One of the biggest thrills came on the third day of the trip. The group would be in Rome when Pope Francis was delivering his weekly papal audience, and they would get to be part of the 100,000 faithful to witness it.
“The crowds are massive right now, because he’s so popular,” Lampert said. “You see him on the news, and hear the things he’s saying and doing. But then to see him in person is amazing.”
Pope Francis toured the square in the popemobile, waving to the crowds and kissing babies before stopping to give a blessing and short sermon to the crowd.
The SS. Francis and Clare group secured a seat in a section that would give them a clear view of the pope’s passing. Bob Siefker was able to get near the front.
“He came right past, and it was amazing. He stopped to kiss a baby, and I was able to get some good photographs,” he said.

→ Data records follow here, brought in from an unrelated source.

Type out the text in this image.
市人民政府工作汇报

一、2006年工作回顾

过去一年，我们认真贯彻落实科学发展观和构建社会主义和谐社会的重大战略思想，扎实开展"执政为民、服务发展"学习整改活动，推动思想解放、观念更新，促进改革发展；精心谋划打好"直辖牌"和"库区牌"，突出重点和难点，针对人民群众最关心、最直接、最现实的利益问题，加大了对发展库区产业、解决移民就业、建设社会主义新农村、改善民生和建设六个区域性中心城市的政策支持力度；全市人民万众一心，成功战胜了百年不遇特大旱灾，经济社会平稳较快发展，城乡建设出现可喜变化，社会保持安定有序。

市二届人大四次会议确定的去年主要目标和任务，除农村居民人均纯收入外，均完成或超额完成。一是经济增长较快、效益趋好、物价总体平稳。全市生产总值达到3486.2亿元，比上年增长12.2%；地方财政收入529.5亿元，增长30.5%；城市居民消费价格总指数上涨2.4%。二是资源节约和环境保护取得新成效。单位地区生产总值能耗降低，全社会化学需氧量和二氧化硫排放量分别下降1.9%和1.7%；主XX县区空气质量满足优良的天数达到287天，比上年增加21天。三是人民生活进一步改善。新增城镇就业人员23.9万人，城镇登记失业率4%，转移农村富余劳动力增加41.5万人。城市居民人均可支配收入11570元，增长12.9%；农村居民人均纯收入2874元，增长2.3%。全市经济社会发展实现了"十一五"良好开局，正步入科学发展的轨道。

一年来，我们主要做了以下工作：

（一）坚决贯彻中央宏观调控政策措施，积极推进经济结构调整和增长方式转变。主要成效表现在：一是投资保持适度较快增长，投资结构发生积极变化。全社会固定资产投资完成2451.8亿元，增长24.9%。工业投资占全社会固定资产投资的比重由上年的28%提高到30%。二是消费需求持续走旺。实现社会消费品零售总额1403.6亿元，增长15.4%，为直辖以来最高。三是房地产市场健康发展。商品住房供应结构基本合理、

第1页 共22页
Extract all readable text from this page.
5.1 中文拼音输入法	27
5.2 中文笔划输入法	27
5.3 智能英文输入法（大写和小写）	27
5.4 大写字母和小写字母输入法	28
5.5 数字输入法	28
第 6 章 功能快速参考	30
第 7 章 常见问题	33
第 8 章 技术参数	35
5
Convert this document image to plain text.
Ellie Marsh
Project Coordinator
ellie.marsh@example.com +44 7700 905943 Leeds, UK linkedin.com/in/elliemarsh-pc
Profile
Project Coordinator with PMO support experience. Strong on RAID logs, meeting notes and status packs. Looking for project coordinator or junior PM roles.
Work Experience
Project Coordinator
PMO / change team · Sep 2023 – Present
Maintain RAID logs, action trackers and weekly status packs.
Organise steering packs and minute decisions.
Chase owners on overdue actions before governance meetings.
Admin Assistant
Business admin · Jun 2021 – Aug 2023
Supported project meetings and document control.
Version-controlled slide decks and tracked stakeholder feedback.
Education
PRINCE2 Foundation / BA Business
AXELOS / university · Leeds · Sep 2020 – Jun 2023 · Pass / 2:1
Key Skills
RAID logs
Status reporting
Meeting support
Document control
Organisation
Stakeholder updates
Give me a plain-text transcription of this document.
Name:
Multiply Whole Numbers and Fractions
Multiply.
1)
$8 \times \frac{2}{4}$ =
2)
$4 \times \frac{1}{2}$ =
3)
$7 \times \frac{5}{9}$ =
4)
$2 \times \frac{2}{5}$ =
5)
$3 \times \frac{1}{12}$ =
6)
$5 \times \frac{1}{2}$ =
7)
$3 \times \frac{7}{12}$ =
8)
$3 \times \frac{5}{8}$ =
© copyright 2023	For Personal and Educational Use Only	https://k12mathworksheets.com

Police and military security forces were a constant in all of the cities the group visited, Lampert said. Threats to Pope Francis from Islamic extremists, as well as from an ongoing influx of immigrants from Northern Africa, has forced the country to take strenuous precautions against terrorist attacks.
The security line to get into the papal audience took nearly two hours, and stringent checks were required before entering any of the cathedrals, monuments and other heritage sites.
“At first it’s a little apprehensive when you see soldiers walking around and they have the gun in their hand, finger right near the trigger,” Lampert said. “But it also reassures you that safety was a primary concern.”
Like much of Italy’s art and architecture is inspired by religion, the pilgrimage blended faith-based activities and traditional tourist attractions, as well.
Every day, Lampert gave Mass, often in a chapel or church hundreds of years old. In Milan, they were able to have services in a chapel that held another holy relic — a nail from Jesus’ cross.
“Even if it’s not actually the nail from the cross, it represents it. That’s the purpose of a relic, to remind you of the event it’s associated with, reminding us of Jesus’ sacrifice for us,” Bob Siefker said.
The trip also built in some free time, so people could discover parts of the cities on their own.
The Siefkers were also able to explore on their own, taking some free time to discover other parts of Pisa apart from the tower and cathedral.
“We walked into town, got lunch and sat on the bridge over the Po River,” he said. “The neatest thing that after five minutes away from the Piazza del Miracoli, where the tower and everything is, there were almost no tourists.”
The group climbed the Holy Stairs, believed to be the same stone stairs from Pontious Pilate’s palace that were transported from Jerusalem to Rome.
They toured basilicas such as St. John Lateran and St. Mary Major, where spectacular architecture, sculpture and adornment make each building into artwork itself to go along with masterpieces by Michelangelo, Bernini and Donatello.
“When you go into the churches, and look at these great paintings and sculptures, you have to think about how at the time, most of society was illiterate,” Lampert said. “It was depicting biblical images that made the stories come alive.”
Lampert had been to Rome many times before, including living in the city for three months. He was so familiar with the layout that he could help the other pilgrims find their way to some of the lesser-known attractions.
“In the evening, when we had free time, I gave walking tours. We’d go out on three- or four-mile walks, to go to places such as the Spanish steps or the Pantheon, the main plazas and some of my favorite gelato stands,” he said.